Feeling guilty, obligated, or indebted, immediately begins a trip down the dysfunctional road. Obligation over time feels heavy and leads to resentment. Trying to measure up and be good enough to fulfill an indebtedness to another person is exhausting because you can never get back to even, square, or zero. You live in a hole of guilt, and obligation and resent it. Constantly trying to measure up and be good enough to another’s standard eventually leaves you empty inside. Receiving a model of fairness results in obligation, resentment, entitlement, and eventually emptiness inside.
Conclusion: Celebrate Your Partner
This model is driven by fear that you won’t get what you want if you don’t hold your partner to what you expect in the relationship. The motivation is what the other person does or doesn’t do in return. Usually, your partner stops receiving anything from you because he or she doesn’t trust you are giving freely. Your partner would rather do without than have to deal with your reactions when you don’t get what you think you deserve. Ultimately, the relationship ends in polarization and self-protection from each other.

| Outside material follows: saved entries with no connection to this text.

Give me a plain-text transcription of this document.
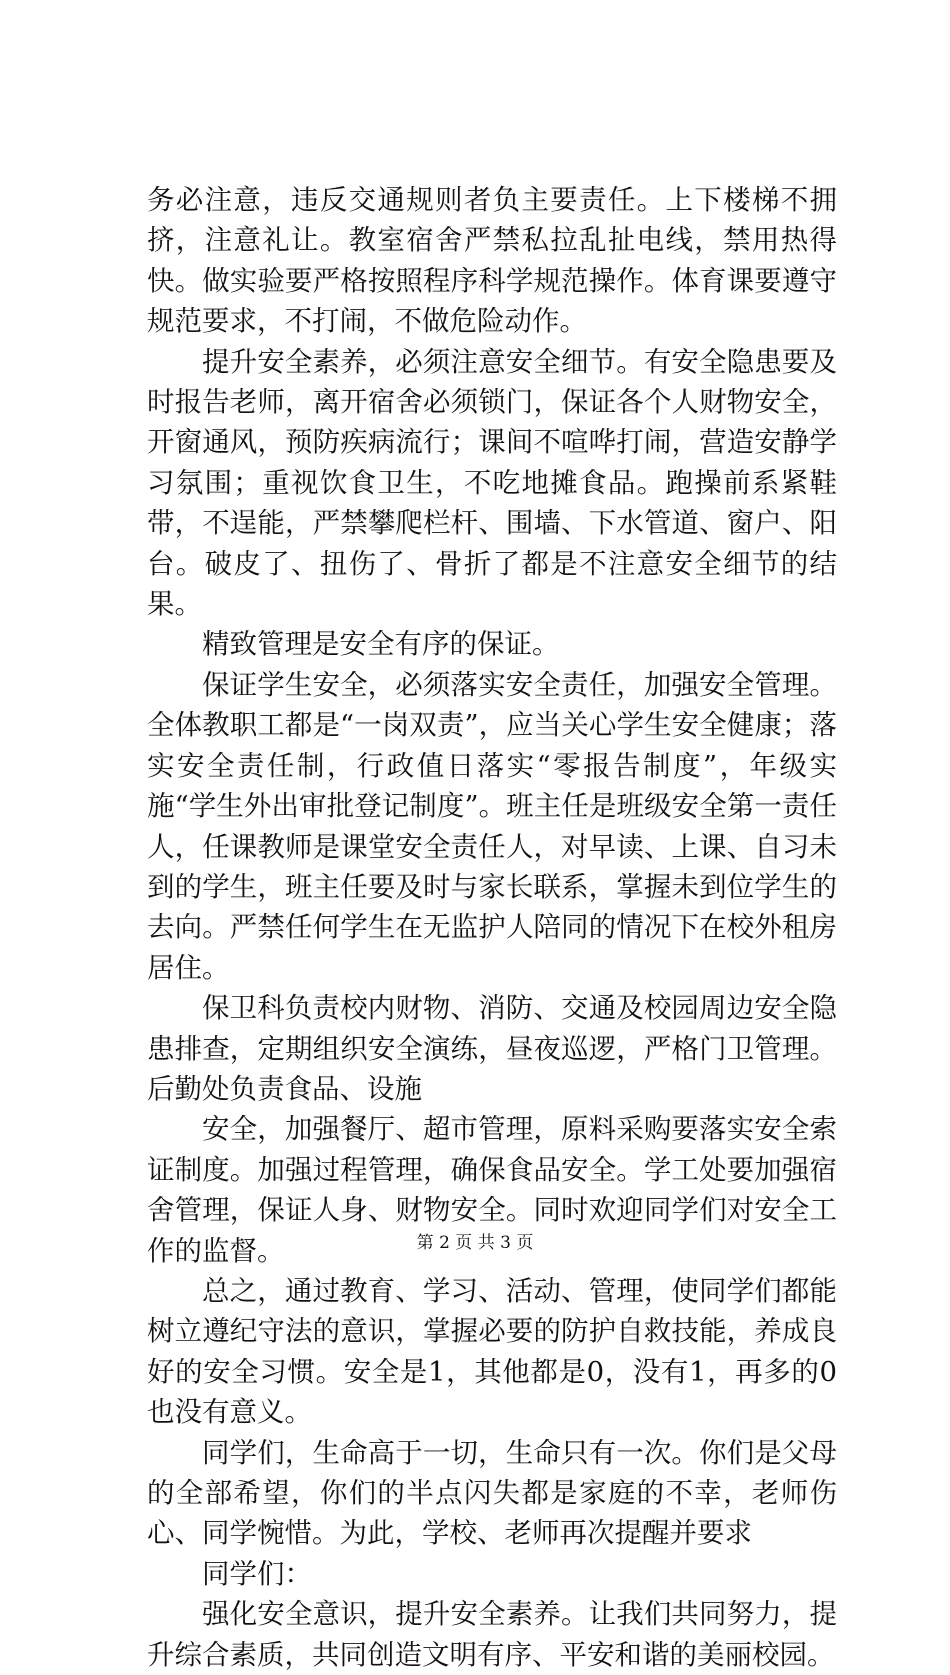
务必注意，违反交通规则者负主要责任。上下楼梯不拥挤，注意礼让。教室宿舍严禁私拉乱扯电线，禁用热得快。做实验要严格按照程序科学规范操作。体育课要遵守规范要求，不打闹，不做危险动作。

提升安全素养，必须注意安全细节。有安全隐患要及时报告老师，离开宿舍必须锁门，保证各个人财物安全，开窗通风，预防疾病流行；课间不喧哗打闹，营造安静学习氛围；重视饮食卫生，不吃地摊食品。跑操前系紧鞋带，不逞能，严禁攀爬栏杆、围墙、下水管道、窗户、阳台。破皮了、扭伤了、骨折了都是不注意安全细节的结果。

精致管理是安全有序的保证。

保证学生安全，必须落实安全责任，加强安全管理。全体教职工都是“一岗双责”，应当关心学生安全健康；落实安全责任制，行政值日落实“零报告制度”，年级实施“学生外出审批登记制度”。班主任是班级安全第一责任人，任课教师是课堂安全责任人，对早读、上课、自习未到的学生，班主任要及时与家长联系，掌握未到位学生的去向。严禁任何学生在无监护人陪同的情况下在校外租房居住。

保卫科负责校内财物、消防、交通及校园周边安全隐患排查，定期组织安全演练，昼夜巡逻，严格门卫管理。后勤处负责食品、设施

安全，加强餐厅、超市管理，原料采购要落实安全索证制度。加强过程管理，确保食品安全。学工处要加强宿舍管理，保证人身、财物安全。同时欢迎同学们对安全工作的监督。

总之，通过教育、学习、活动、管理，使同学们都能树立遵纪守法的意识，掌握必要的防护自救技能，养成良好的安全习惯。安全是1，其他都是0，没有1，再多的0也没有意义。

同学们，生命高于一切，生命只有一次。你们是父母的全部希望，你们的半点闪失都是家庭的不幸，老师伤心、同学惋惜。为此，学校、老师再次提醒并要求

同学们：

强化安全意识，提升安全素养。让我们共同努力，提升综合素质，共同创造文明有序、平安和谐的美丽校园。

第 2 页 共 3 页
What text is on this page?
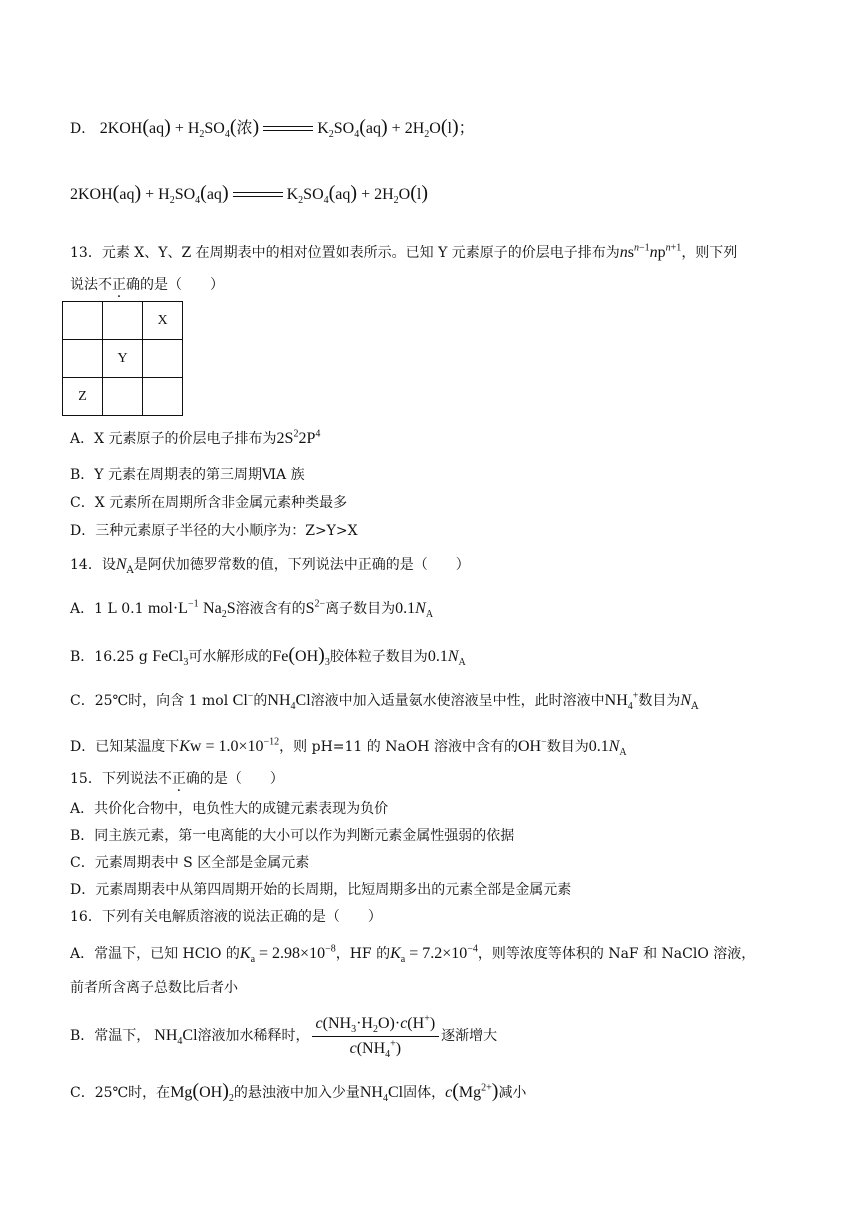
D． $2KOH(aq) + H_2SO_4$(浓)	$K_2SO_4(aq) + 2H_2O(l)$；
$2KOH(aq) + H_2SO_4(aq)$	$K_2SO_4(aq) + 2H_2O(l)$
13．元素 X、Y、Z 在周期表中的相对位置如表所示。已知 Y 元素原子的价层电子排布为$ns^{n-1}np^{n+1}$，则下列
说法不正确的是（　　）
		X
	Y	
Z		
A．X 元素原子的价层电子排布为$2S^22P^4$
B．Y 元素在周期表的第三周期ⅥA 族
C．X 元素所在周期所含非金属元素种类最多
D．三种元素原子半径的大小顺序为：Z>Y>X
14．设$N_A$是阿伏加德罗常数的值，下列说法中正确的是（　　）
A．1 L 0.1 $mol\cdot L^{-1}$ $Na_2S$溶液含有的$S^{2-}$离子数目为$0.1N_A$
B．16.25 g FeCl$_3$可水解形成的$Fe(OH)_3$胶体粒子数目为$0.1N_A$
C．25℃时，向含 1 mol Cl−的$NH_4Cl$溶液中加入适量氨水使溶液呈中性，此时溶液中$NH_4^+$数目为$N_A$
D．已知某温度下$Kw = 1.0\times 10^{-12}$，则 pH=11 的 NaOH 溶液中含有的OH−数目为$0.1N_A$
15．下列说法不正确的是（　　）
A．共价化合物中，电负性大的成键元素表现为负价
B．同主族元素，第一电离能的大小可以作为判断元素金属性强弱的依据
C．元素周期表中 S 区全部是金属元素
D．元素周期表中从第四周期开始的长周期，比短周期多出的元素全部是金属元素
16．下列有关电解质溶液的说法正确的是（　　）
A．常温下，已知 HClO 的$K_a = 2.98\times 10^{-8}$，HF 的$K_a = 7.2\times 10^{-4}$，则等浓度等体积的 NaF 和 NaClO 溶液，
前者所含离子总数比后者小
B．常温下， $NH_4Cl$ 溶液加水稀释时， $\frac{c(NH_3\cdot H_2O)\cdot c(H^+)}{c(NH_4^+)}$ 逐渐增大
C．25℃时，在$Mg(OH)_2$的悬浊液中加入少量$NH_4Cl$固体，$c(Mg^{2+})$减小
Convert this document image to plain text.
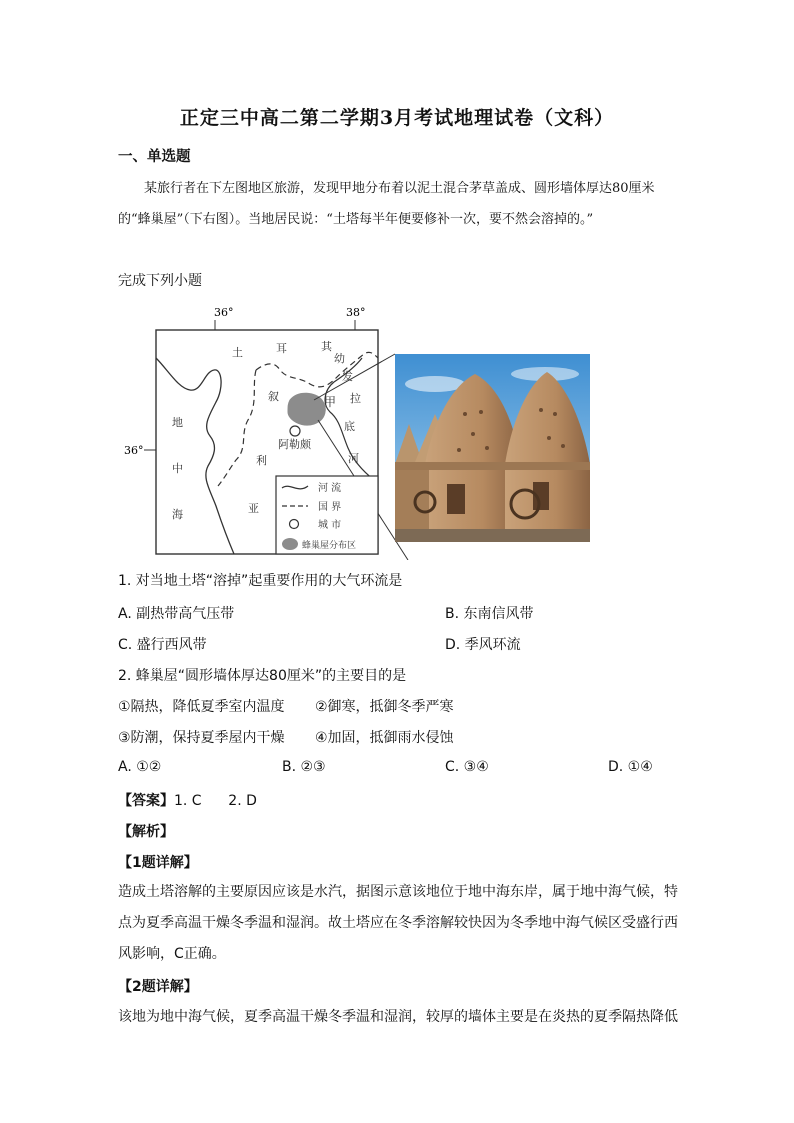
正定三中高二第二学期3月考试地理试卷（文科）
一、单选题
某旅行者在下左图地区旅游，发现甲地分布着以泥土混合茅草盖成、圆形墙体厚达80厘米的“蜂巢屋”（下右图）。当地居民说：“土塔每半年便要修补一次，要不然会溶掉的。”
完成下列小题
36°	38°
36°
土	耳	其
叙
利
亚
地
中
海
幼
发
拉
底
河
甲
阿勒颇
河 流
国 界
城 市
蜂巢屋分布区
1. 对当地土塔“溶掉”起重要作用的大气环流是
A. 副热带高气压带	B. 东南信风带
C. 盛行西风带	D. 季风环流
2. 蜂巢屋“圆形墙体厚达80厘米”的主要目的是
①隔热，降低夏季室内温度 ②御寒，抵御冬季严寒
③防潮，保持夏季屋内干燥 ④加固，抵御雨水侵蚀
A. ①②	B. ②③	C. ③④	D. ①④
【答案】1. C      2. D
【解析】
【1题详解】
造成土塔溶解的主要原因应该是水汽，据图示意该地位于地中海东岸，属于地中海气候，特点为夏季高温干燥冬季温和湿润。故土塔应在冬季溶解较快因为冬季地中海气候区受盛行西风影响，C正确。
【2题详解】
该地为地中海气候，夏季高温干燥冬季温和湿润，较厚的墙体主要是在炎热的夏季隔热降低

Feeling gratitude, thankfulness, and appreciation, begin the journey down the healthy road. Responsibility in response to the giver, rather than obligation leads to gratitude rather than resentment. Ultimately, rather than entitlement or building a case against your partner for all you’ve done for him or her trying to measure up or be good enough to your partner’s standard, humility brings you back to spending more time with your partner because you want to and are free to. Receiving a model of freedom results in responsibility, gratitude, humility, and eventually contentment. This model is led by trust that you will get what is in your best interest allowing your partner the freedom to love you as he or she will. Your motivation is not in your partner, but in your relationship with God to sustain you after you have given freely knowing your partner will never respond to you in your way or in your timing. Receiving this way opens the door for personal growth as both people trust each other. When reactions of entitlement or frustration occur they are met with understanding and forgiveness. Ultimately, the relationship expands to influence others to give freely and receive freely as well.